Polnische Kryptobörse Zondacrypto in der Liquiditätskrise
Der CEO macht den verschwundenen Gründer für fehlende Bitcoin im Wert von 330 Millionen Dollar verantwortlich. Klagen über Auszahlungsprobleme häufen sich.
Veröffentlicht
17. April 2026
Der CEO der polnischen Kryptobörse Zondacrypto, Przemysław Kral, hat sich in einer ungewöhnlichen öffentlichen Stellungnahme zu den anhaltenden Liquiditätsgerüchten geäußert. Er macht den verschwundenen Gründer und früheren Vorstandsvorsitzenden der Plattform, Sylwester Suszek, für den fehlenden Zugang zu einem Bitcoin-Wallet im Wert von rund 330 Millionen US-Dollar verantwortlich.
Kral veröffentlichte die Adresse des Wallets, das nach seinen Angaben 4.500 Bitcoin enthalten soll, auf der Plattform X. Er wolle damit „unbegründete Vorwürfe der angeblichen Veruntreuung von Mitteln“ ausräumen. Ein von ihm vorgelegtes Dokument belege, dass Suszek die Vermögenswerte, einschließlich des Bitcoin-Portfolios, an die aktuellen Eigentümer von Zondacrypto verkauft habe. Die Wallet-Adresse sei von Wirtschaftsprüfern verifiziert worden.
Run auf die Börse und schwindende Reserven
Die Veröffentlichung erfolgt vor dem Hintergrund massiver Abhebungen durch verunsicherte Kunden. Laut Kral habe die Börse am Ostermontag allein 25.000 Auszahlungsaufträge verzeichnet – ein Volumen, das keine Finanzinstitution unter normalen Umständen bewältigen könne. Zum Vergleich: Im gesamten Vorjahr seien es etwa 100.000 gewesen.

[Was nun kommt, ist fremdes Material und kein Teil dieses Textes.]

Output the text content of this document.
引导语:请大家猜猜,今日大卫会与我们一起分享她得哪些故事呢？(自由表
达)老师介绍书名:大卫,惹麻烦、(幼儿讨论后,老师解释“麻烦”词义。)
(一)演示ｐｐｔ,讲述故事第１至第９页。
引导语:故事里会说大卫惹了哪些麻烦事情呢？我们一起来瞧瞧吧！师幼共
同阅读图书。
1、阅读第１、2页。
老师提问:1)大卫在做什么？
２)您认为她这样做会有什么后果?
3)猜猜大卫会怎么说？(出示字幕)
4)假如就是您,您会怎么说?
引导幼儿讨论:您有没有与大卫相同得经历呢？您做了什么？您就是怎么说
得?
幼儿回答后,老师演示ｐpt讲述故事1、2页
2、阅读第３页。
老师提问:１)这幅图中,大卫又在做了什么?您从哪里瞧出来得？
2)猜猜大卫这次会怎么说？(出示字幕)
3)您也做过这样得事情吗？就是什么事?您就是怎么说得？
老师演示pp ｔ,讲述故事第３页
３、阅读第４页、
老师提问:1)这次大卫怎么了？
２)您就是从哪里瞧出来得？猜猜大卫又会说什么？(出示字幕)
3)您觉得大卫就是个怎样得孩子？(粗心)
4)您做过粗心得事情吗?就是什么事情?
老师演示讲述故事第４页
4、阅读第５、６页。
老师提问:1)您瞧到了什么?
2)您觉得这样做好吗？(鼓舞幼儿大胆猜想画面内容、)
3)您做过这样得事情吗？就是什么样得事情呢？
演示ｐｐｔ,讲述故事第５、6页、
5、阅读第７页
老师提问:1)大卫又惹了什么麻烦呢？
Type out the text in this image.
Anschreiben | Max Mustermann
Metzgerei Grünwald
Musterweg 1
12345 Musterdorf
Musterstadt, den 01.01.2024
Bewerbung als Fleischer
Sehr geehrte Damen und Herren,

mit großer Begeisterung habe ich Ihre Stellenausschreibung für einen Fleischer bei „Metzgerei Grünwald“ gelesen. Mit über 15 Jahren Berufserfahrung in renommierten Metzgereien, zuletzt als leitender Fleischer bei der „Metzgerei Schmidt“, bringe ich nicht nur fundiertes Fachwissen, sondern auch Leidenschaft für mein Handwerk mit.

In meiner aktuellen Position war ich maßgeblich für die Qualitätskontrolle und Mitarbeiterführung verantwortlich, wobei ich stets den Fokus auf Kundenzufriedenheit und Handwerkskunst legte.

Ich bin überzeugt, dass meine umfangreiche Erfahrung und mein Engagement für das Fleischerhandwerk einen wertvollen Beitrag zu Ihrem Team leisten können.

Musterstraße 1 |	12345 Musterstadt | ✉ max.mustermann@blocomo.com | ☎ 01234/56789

Medienberichten zufolge sind die Bitcoin-Reserven der Börse um 99 Prozent eingebrochen. Nutzer melden zunehmend Probleme bei Auszahlungen, und einige gesponserte Sportvereine sollen seit Monaten auf Zahlungen warten. Analysen der Firma Recoveris zeigen demnach, dass in derselben Zeit über 76 Millionen Złoty (rund 17,6 Millionen Euro) von Zondacrypto an eine andere Börse transferiert wurden.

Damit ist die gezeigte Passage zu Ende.